Foto: Wiener Staatsoper / Pöhn
WIEN / Staatsoper:
ANDREA CHÉNIER von Umberto Giordano
116. Aufführung in dieser Inszenierung
20. Mai 2019
Als österreichische Staatsbürgerin mit Wohnung in Wien macht sich Anna Netrebko in ihrer „Heimatstadt“ rar. In der nächsten Saison gar keinen Opernauftritt mit Ausnahme eines Liederabends, heuer gerade einmal vier Vorstellungen von „Andrea Chenier“. An der Seite ihres Gatten wiederholte sie, was sie im Dezember 2017 schon an der Scala geboten hatte. Eine Rolle, die, wie sie damals sagte, eine der kleinsten war, die sie je gesungen hat… Stimmt auch, wenn man es vergleicht: Der Titelheld hat vier berühmte Arien, die Maddalena di Coigny gerade einmal eine. Und wenn man es genau nimmt, außer dem prachtvollen Schlußduett sozusagen nur Kleinteiliges zu singen. Eine Tosca ist das nicht. Gab es deshalb für den sonst ausverkauften Abend kurz vor Beginn noch ein paar Balkon-Stehplätze?
Aber Netrebko ist Netrebko, vor allem, wenn sie loslegen kann. Ihre Höhe ist einfach berauschend – ob sie schwebende Piani produziert, ob sie mit leuchtendem Fortissimo immer nur wundersame Wonnen und nie Qualen erzielt (was bei Kolleginnen vorkommen mag): Diese Leidenschaftlichkeit geht unter die Haut. Dass zwischendurch – selten, aber doch – diese dunkel-gutturalen Töne durchkommen, die zu einer anderen Stimme zu gehören scheinen, verwundert stets von neuem, aber solange sie die Höhenregister mit solcher Qualität produziert, ist es noch kein Problem. Im übrigen versucht sie (versucht – geborene Schauspielerin ist sie nicht) vom jungen Mädchen des 1. Akts an (der Lächerlichkeit läuft sie nicht in die Arme) die tragische Entwicklung dieses Schicksals nachzuzeichnen, die Opferbereitschaft, den Liebestod. Das muss man glauben, und man tut es. Auch wenn es Rollen gibt, die ihr besser liegen, war es gut, sie auch als Maddalena di Coigny live zu erleben.

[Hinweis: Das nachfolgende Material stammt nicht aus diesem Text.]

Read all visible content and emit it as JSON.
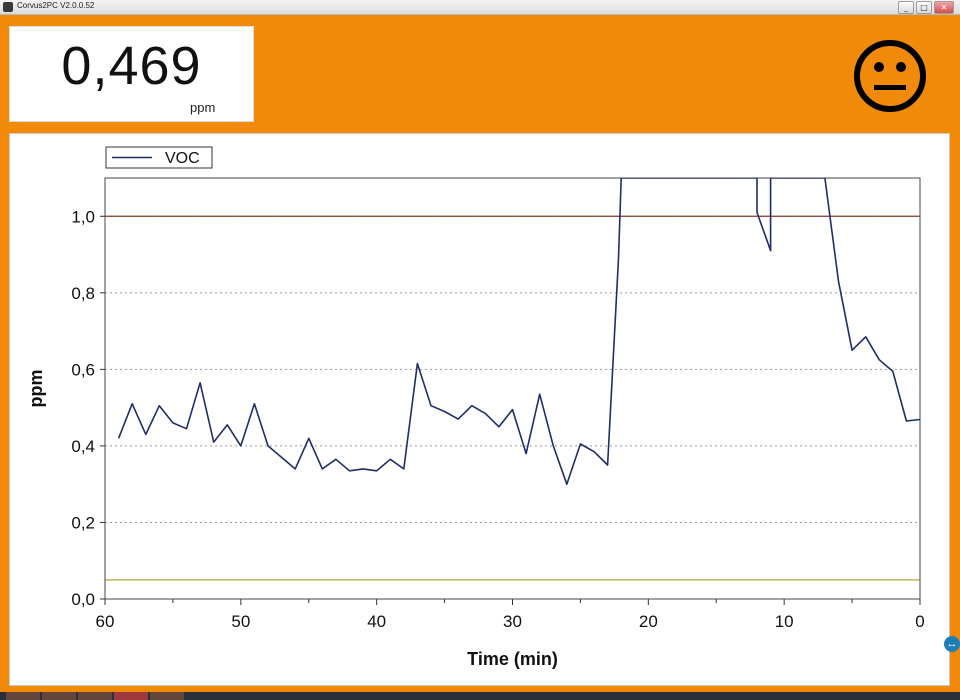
{
  "window": {
    "title": "Corvus2PC V2.0.0.52",
    "buttons": [
      "_",
      "□",
      "✕"
    ]
  },
  "reading": {
    "value": "0,469",
    "unit": "ppm",
    "status_icon": "neutral-face-icon"
  },
  "colors": {
    "background": "#f08a08",
    "series": "#1f2d6b",
    "upper_limit": "#8b3a2a",
    "lower_limit": "#b3a53a",
    "grid": "#9a9a9a"
  },
  "chart_data": {
    "type": "line",
    "title": "",
    "xlabel": "Time (min)",
    "ylabel": "ppm",
    "x_ticks": [
      "60",
      "50",
      "40",
      "30",
      "20",
      "10",
      "0"
    ],
    "y_ticks": [
      "0,0",
      "0,2",
      "0,4",
      "0,6",
      "0,8",
      "1,0"
    ],
    "xlim": [
      60,
      0
    ],
    "ylim": [
      0,
      1.1
    ],
    "grid": "horizontal-dotted",
    "legend": {
      "position": "top-left",
      "entries": [
        "VOC"
      ]
    },
    "reference_lines": [
      {
        "y": 1.0,
        "color": "#8b3a2a"
      },
      {
        "y": 0.05,
        "color": "#b3a53a"
      }
    ],
    "series": [
      {
        "name": "VOC",
        "x": [
          59,
          58,
          57,
          56,
          55,
          54,
          53,
          52,
          51,
          50,
          49,
          48,
          47,
          46,
          45,
          44,
          43,
          42,
          41,
          40,
          39,
          38,
          37,
          36,
          35,
          34,
          33,
          32,
          31,
          30,
          29,
          28,
          27,
          26,
          25,
          24,
          23,
          22.2,
          22,
          12,
          12,
          11,
          11,
          7,
          6,
          5,
          4,
          3,
          2,
          1,
          0
        ],
        "y": [
          0.42,
          0.51,
          0.43,
          0.505,
          0.46,
          0.445,
          0.565,
          0.41,
          0.455,
          0.4,
          0.51,
          0.4,
          0.37,
          0.34,
          0.42,
          0.34,
          0.365,
          0.335,
          0.34,
          0.335,
          0.365,
          0.34,
          0.615,
          0.505,
          0.49,
          0.47,
          0.505,
          0.485,
          0.45,
          0.495,
          0.38,
          0.535,
          0.4,
          0.3,
          0.405,
          0.385,
          0.35,
          0.89,
          1.1,
          1.1,
          1.01,
          0.91,
          1.1,
          1.1,
          0.83,
          0.65,
          0.685,
          0.625,
          0.595,
          0.465,
          0.469
        ]
      }
    ]
  }
}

Wenn man einen Tenor braucht, der alle Töne, auch die höchsten singt, dann ist Yusif Eyvazov sicher eine gute Wahl. Bloß – es klingt nicht eine Sekunde schön. Was er technisch kann, wird von seinem Blechtimbre ausgehebelt, das ihn nie in höhere Stufen des Tenorissimo-Daseins führen wird. Solide, verlässlich (schließlich ist mit der Netrebko um die Wette zu singen), ist er als Figur allerdings ziemlich langweilig. Da kann er mit rabenschwarzem Haar und ebensolchem Bart wie ein Räuberhauptmann aussehen, es wird nicht einmal ein harmloser Poet daraus, geschweige denn ein Revolutionär. Ein im Hintergrund verbleibender Partner für eine berühmte Sängerin.
Letzteres ist auch Luca Salsi als Carlo Gérard, der sich offenbar auf die mit einiger Raffinesse und schönem Legato gesungene Arie konzentrierte – der Rest klang eher unkultiviert und oft forciert. Ob beide Männer absichtlich in den Schatten getreten sind oder ob auch andere von der Netrebko überstrahlt worden wären…? Vielleicht erlebt man sie in dieser Rolle einmal mit anderen Partnern.
Von den ganzen Comprimarii des Abends, von denen man die meisten Rollen schon besser bis viel besser gehört und gesehen hat, sei der eine erwähnt, der wirklich beeindruckte: Wolfgang Bankl ist (und das ist positiv gemeint!) ein schauerlicher Verwalter des Todes in diesem brutalen Revolutionsstück.
Und Marco Armiliato ist wieder einmal der Herr der Heerscharen am Pult, nur dann exzessiv fortissimo, wenn er keine Sänger überdeckt, sonst wunderbar differenziert in den vielen musikalischen Schichten des Werks, vom Rokoko-Getändel bis zur ergreifenden Arie der Großmutter, die ihren Enkel der Revolution gibt, was er mit berührenden Tönen geradezu umhüllte. Alles, was Verismo zu bieten hat. Mitsamt dem begeisterten Aufschrei das Publikums, das endlich wieder einmal die Primadonna assoluta unserer Tage erlebt hat.